MLRun, Issue with slow response times

I see higher throughput and long average response delay (waiting for worker in range 20-50 seconds), see outputs from grafana:

I know, that part of optimization can be:

use more workers (for each pod/replica)
increase sources for each pod/replica
use more pods/replicas in k8s

I tuned performance based on increase sources and pods/replicas see:

# increase of sources (for faster execution)
fn.with_requests(mem="500Mi", cpu=0.5)  # default sources
fn.with_limits(mem="2Gi", cpu=1)        # maximal sources
    
# increase parallel execution based on increase of pods/replicas
fn.spec.replicas = 2        # default replicas
fn.spec.min_replicas = 2    # min replicas
fn.spec.max_replicas = 5    # max replicas

Do you know, how can I increase amount of workers and expected impacts to CPU/Memory?

Solution

I got it. The worker uses separate worker scope. This means that each worker has a copy of all variables, and all changes are kept within the worker (change by worker x, do not affect worker y). It means, it is useful to increase the request/limit resources at least for memory in level of pod/replica.
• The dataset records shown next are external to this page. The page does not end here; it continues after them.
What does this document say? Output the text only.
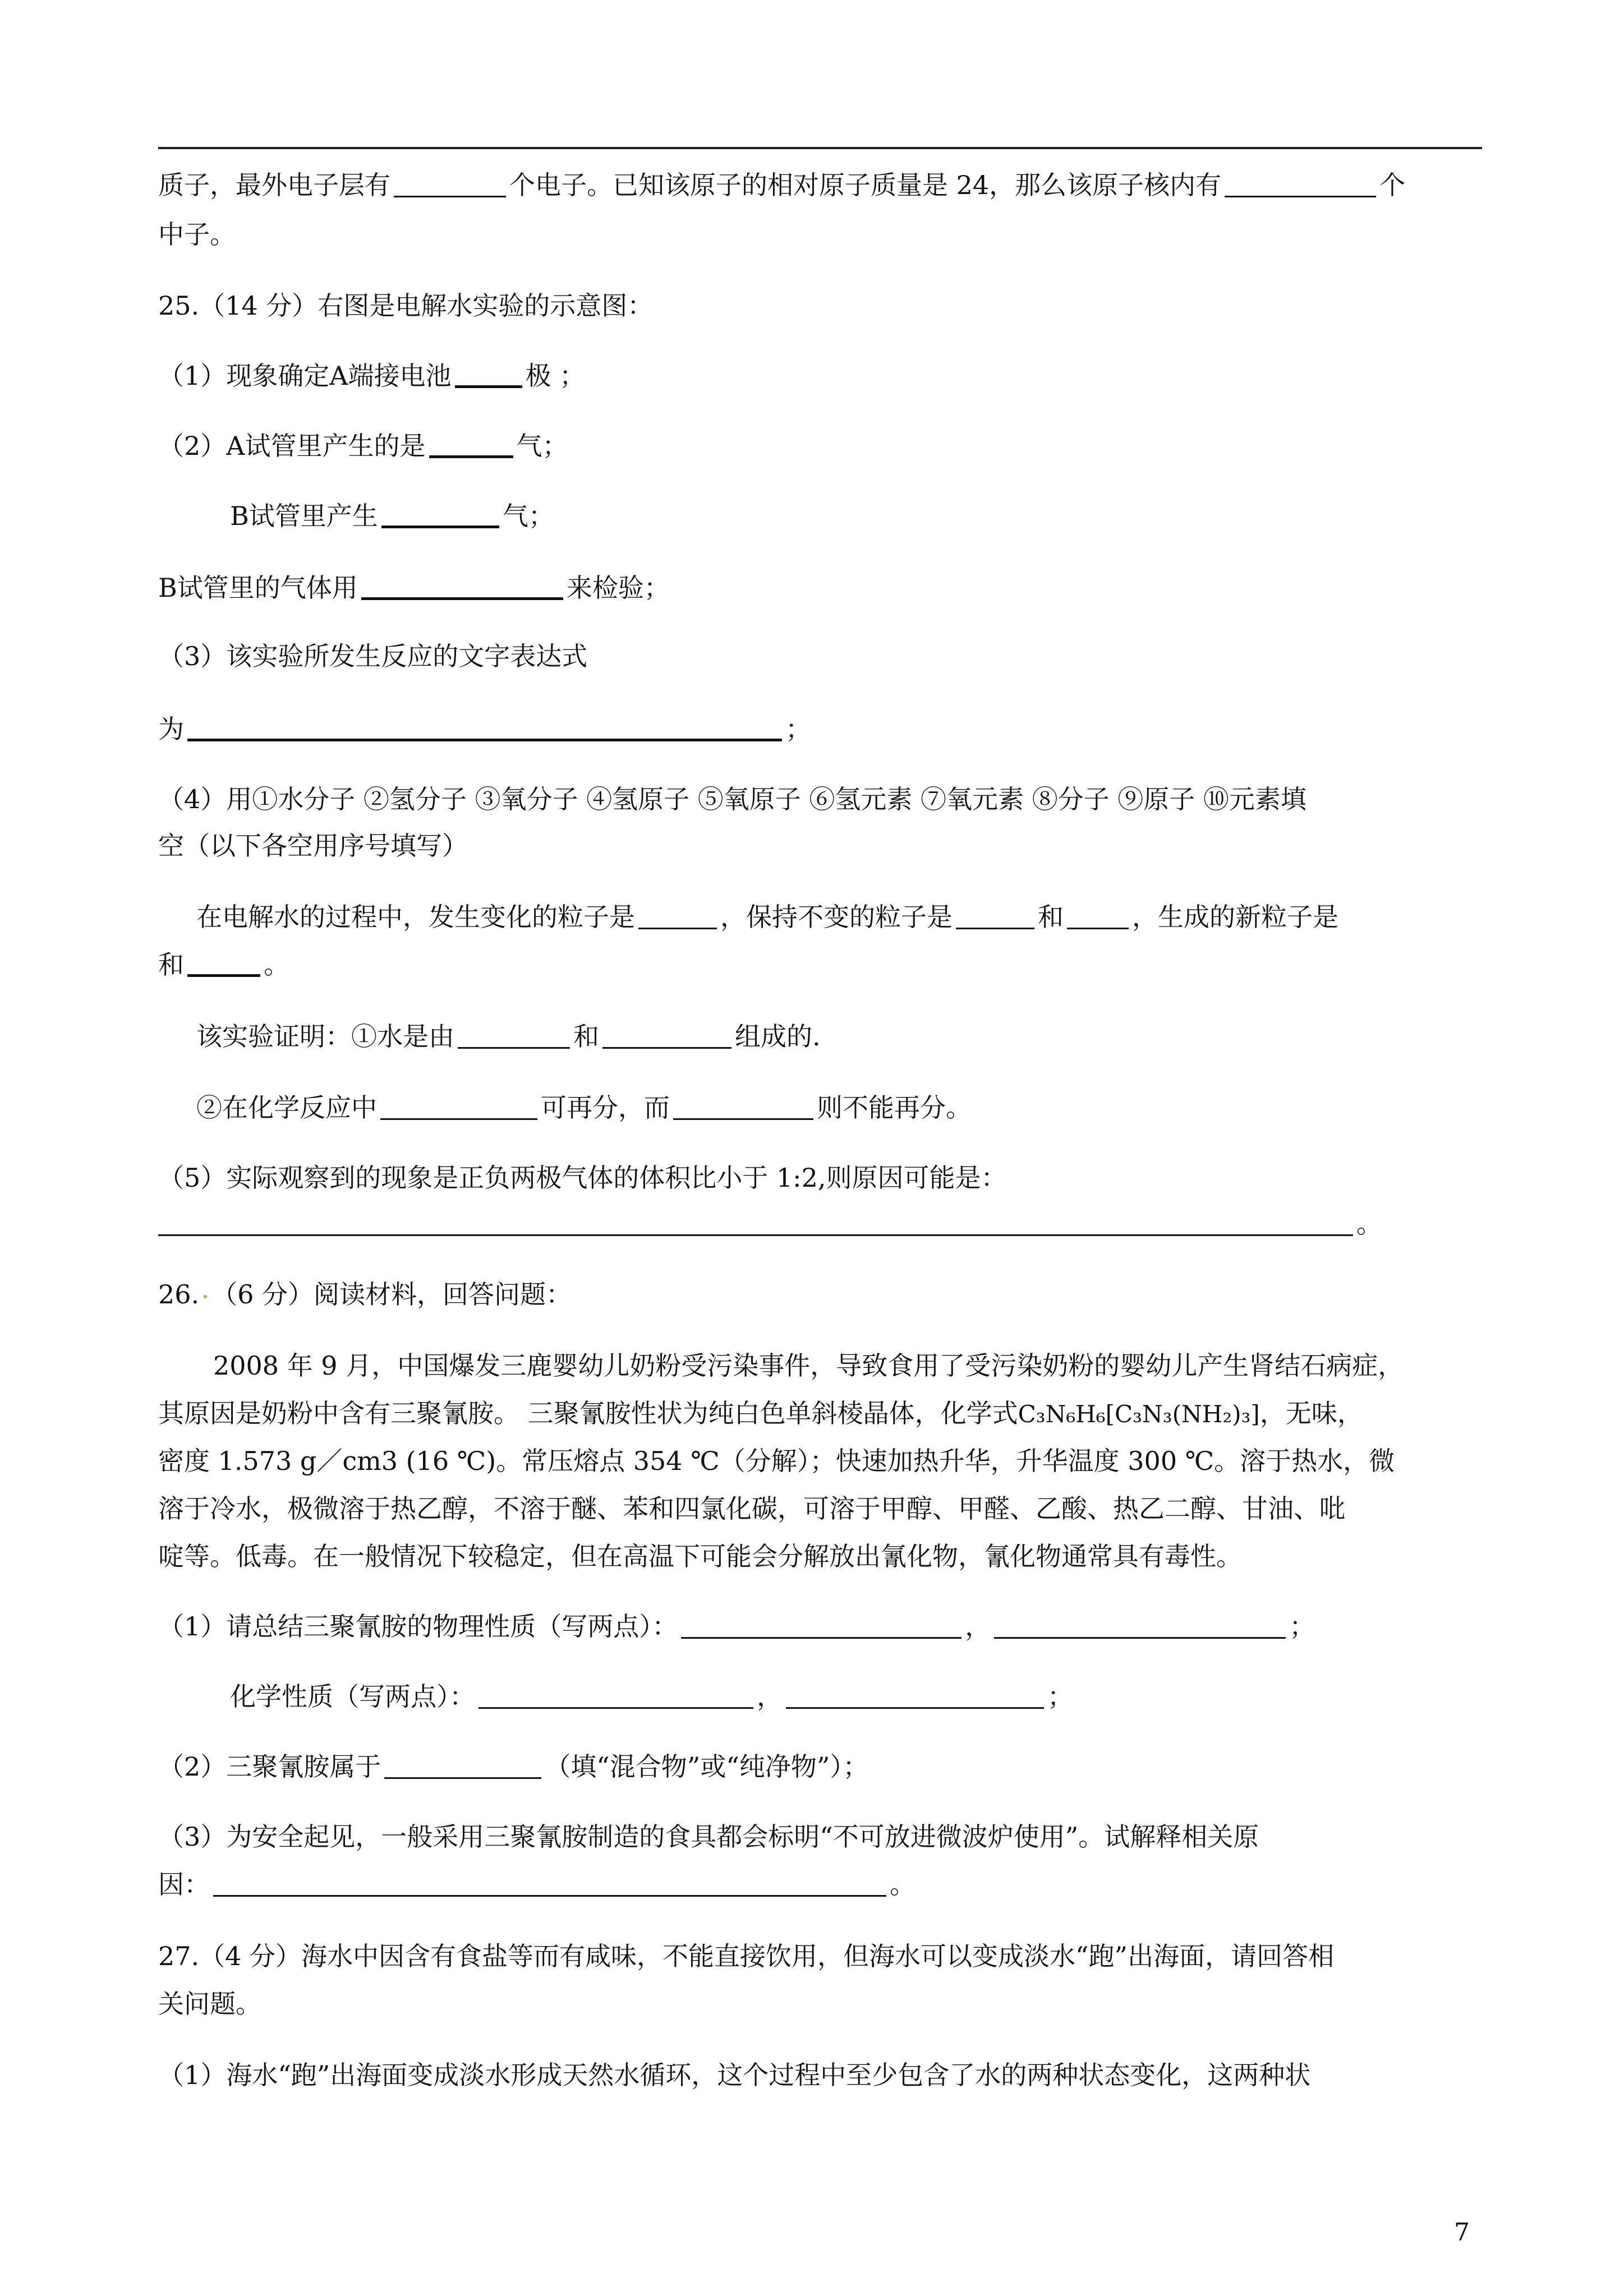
质子，最外电子层有	个电子。已知该原子的相对原子质量是 24，那么该原子核内有	个
中子。
25.（14 分）右图是电解水实验的示意图：
（1）现象确定A端接电池	极 ；
（2）A试管里产生的是	气；
B试管里产生	气；
B试管里的气体用	来检验；
（3）该实验所发生反应的文字表达式
为	；
（4）用①水分子 ②氢分子 ③氧分子 ④氢原子 ⑤氧原子 ⑥氢元素 ⑦氧元素 ⑧分子 ⑨原子 ⑩元素填
空（以下各空用序号填写）
在电解水的过程中，发生变化的粒子是	，保持不变的粒子是	和	，生成的新粒子是
和	。
该实验证明：①水是由	和	组成的.
②在化学反应中	可再分，而	则不能再分。
（5）实际观察到的现象是正负两极气体的体积比小于 1:2,则原因可能是：
。
26. （6 分）阅读材料，回答问题：
2008 年 9 月，中国爆发三鹿婴幼儿奶粉受污染事件，导致食用了受污染奶粉的婴幼儿产生肾结石病症，
其原因是奶粉中含有三聚氰胺。 三聚氰胺性状为纯白色单斜棱晶体，化学式C₃N₆H₆[C₃N₃(NH₂)₃]，无味，
密度 1.573 g／cm3 (16 ℃)。常压熔点 354 ℃（分解）；快速加热升华，升华温度 300 ℃。溶于热水，微
溶于冷水，极微溶于热乙醇，不溶于醚、苯和四氯化碳，可溶于甲醇、甲醛、乙酸、热乙二醇、甘油、吡
啶等。低毒。在一般情况下较稳定，但在高温下可能会分解放出氰化物，氰化物通常具有毒性。
（1）请总结三聚氰胺的物理性质（写两点）：	，	；
化学性质（写两点）：	，	；
（2）三聚氰胺属于	（填“混合物”或“纯净物”）；
（3）为安全起见，一般采用三聚氰胺制造的食具都会标明“不可放进微波炉使用”。试解释相关原
因：	。
27.（4 分）海水中因含有食盐等而有咸味，不能直接饮用，但海水可以变成淡水“跑”出海面，请回答相
关问题。
（1）海水“跑”出海面变成淡水形成天然水循环，这个过程中至少包含了水的两种状态变化，这两种状
7
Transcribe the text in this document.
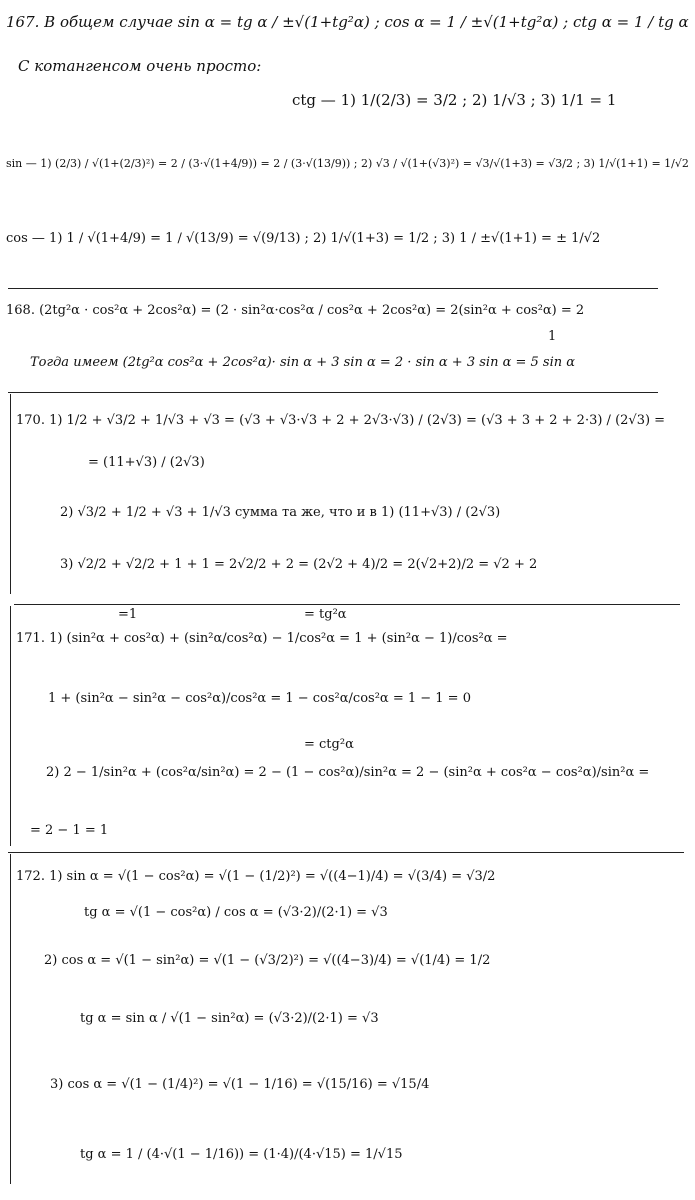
167. В общем случае sin α = tg α / ±√(1+tg²α) ; cos α = 1 / ±√(1+tg²α) ; ctg α = 1 / tg α
С котангенсом очень просто:
ctg — 1) 1/(2/3) = 3/2 ; 2) 1/√3 ; 3) 1/1 = 1
sin — 1) (2/3) / √(1+(2/3)²) = 2 / (3·√(1+4/9)) = 2 / (3·√(13/9)) ; 2) √3 / √(1+(√3)²) = √3/√(1+3) = √3/2 ; 3) 1/√(1+1) = 1/√2
cos — 1) 1 / √(1+4/9) = 1 / √(13/9) = √(9/13) ; 2) 1/√(1+3) = 1/2 ; 3) 1 / ±√(1+1) = ± 1/√2
168. (2tg²α · cos²α + 2cos²α) = (2 · sin²α·cos²α / cos²α + 2cos²α) = 2(sin²α + cos²α) = 2
1
Тогда имеем (2tg²α cos²α + 2cos²α)· sin α + 3 sin α = 2 · sin α + 3 sin α = 5 sin α
170. 1) 1/2 + √3/2 + 1/√3 + √3 = (√3 + √3·√3 + 2 + 2√3·√3) / (2√3) = (√3 + 3 + 2 + 2·3) / (2√3) =
= (11+√3) / (2√3)
2) √3/2 + 1/2 + √3 + 1/√3 сумма та же, что и в 1) (11+√3) / (2√3)
3) √2/2 + √2/2 + 1 + 1 = 2√2/2 + 2 = (2√2 + 4)/2 = 2(√2+2)/2 = √2 + 2
=1	= tg²α
171. 1) (sin²α + cos²α) + (sin²α/cos²α) − 1/cos²α = 1 + (sin²α − 1)/cos²α =
1 + (sin²α − sin²α − cos²α)/cos²α = 1 − cos²α/cos²α = 1 − 1 = 0
= ctg²α
2) 2 − 1/sin²α + (cos²α/sin²α) = 2 − (1 − cos²α)/sin²α = 2 − (sin²α + cos²α − cos²α)/sin²α =
= 2 − 1 = 1
172. 1) sin α = √(1 − cos²α) = √(1 − (1/2)²) = √((4−1)/4) = √(3/4) = √3/2
tg α = √(1 − cos²α) / cos α = (√3·2)/(2·1) = √3
2) cos α = √(1 − sin²α) = √(1 − (√3/2)²) = √((4−3)/4) = √(1/4) = 1/2
tg α = sin α / √(1 − sin²α) = (√3·2)/(2·1) = √3
3) cos α = √(1 − (1/4)²) = √(1 − 1/16) = √(15/16) = √15/4
tg α = 1 / (4·√(1 − 1/16)) = (1·4)/(4·√15) = 1/√15
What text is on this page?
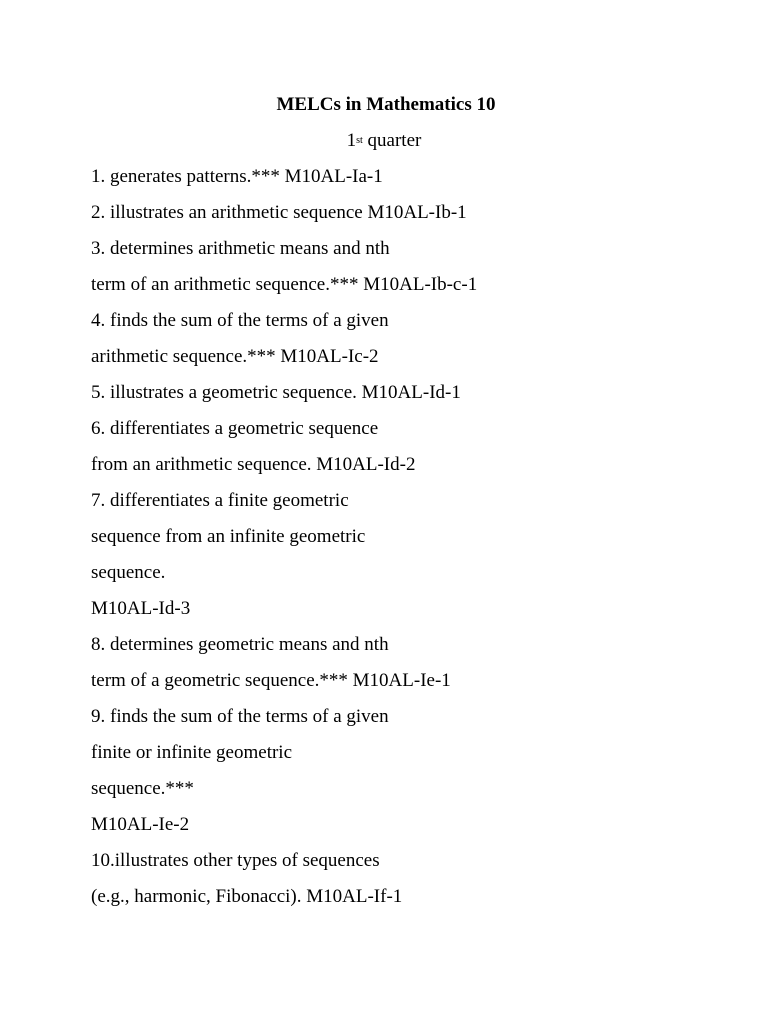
MELCs in Mathematics 10

1st quarter

1. generates patterns.*** M10AL-Ia-1
2. illustrates an arithmetic sequence M10AL-Ib-1
3. determines arithmetic means and nth
term of an arithmetic sequence.*** M10AL-Ib-c-1
4. finds the sum of the terms of a given
arithmetic sequence.*** M10AL-Ic-2
5. illustrates a geometric sequence. M10AL-Id-1
6. differentiates a geometric sequence
from an arithmetic sequence. M10AL-Id-2
7. differentiates a finite geometric
sequence from an infinite geometric
sequence.
M10AL-Id-3
8. determines geometric means and nth
term of a geometric sequence.*** M10AL-Ie-1
9. finds the sum of the terms of a given
finite or infinite geometric
sequence.***
M10AL-Ie-2
10.illustrates other types of sequences
(e.g., harmonic, Fibonacci). M10AL-If-1
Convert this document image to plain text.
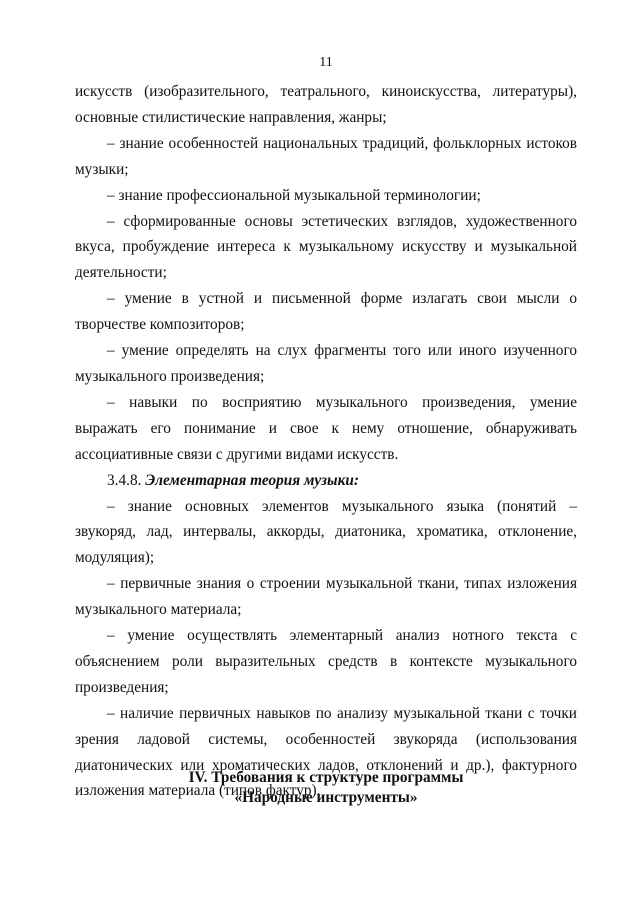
11

искусств (изобразительного, театрального, киноискусства, литературы), основные стилистические направления, жанры;

– знание особенностей национальных традиций, фольклорных истоков музыки;

– знание профессиональной музыкальной терминологии;

– сформированные основы эстетических взглядов, художественного вкуса, пробуждение интереса к музыкальному искусству и музыкальной деятельности;

– умение в устной и письменной форме излагать свои мысли о творчестве композиторов;

– умение определять на слух фрагменты того или иного изученного музыкального произведения;

– навыки по восприятию музыкального произведения, умение выражать его понимание и свое к нему отношение, обнаруживать ассоциативные связи с другими видами искусств.

3.4.8. Элементарная теория музыки:

– знание основных элементов музыкального языка (понятий – звукоряд, лад, интервалы, аккорды, диатоника, хроматика, отклонение, модуляция);

– первичные знания о строении музыкальной ткани, типах изложения музыкального материала;

– умение осуществлять элементарный анализ нотного текста с объяснением роли выразительных средств в контексте музыкального произведения;

– наличие первичных навыков по анализу музыкальной ткани с точки зрения ладовой системы, особенностей звукоряда (использования диатонических или хроматических ладов, отклонений и др.), фактурного изложения материала (типов фактур).

IV. Требования к структуре программы
«Народные инструменты»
You can setup amount of workers for http trigger based on that fn.with_http(workers=<n>), more information see. I updated code based on source tuning:

# increase of workers (two workers) for each pod/replica
fn.with_http(workers=2)

# increase of sources (for faster execution)
fn.with_requests(mem="1Gi", cpu=0.7)    # increased mem 2x and little cpu, because of two workers
fn.with_limits(mem="2Gi", cpu=1)        # maximal sources (without changes)
    
# increase parallel execution based on increase of pods/replicas
fn.spec.replicas = 2        # default replicas 
fn.spec.min_replicas = 2    # min replicas
fn.spec.max_replicas = 5    # max replicas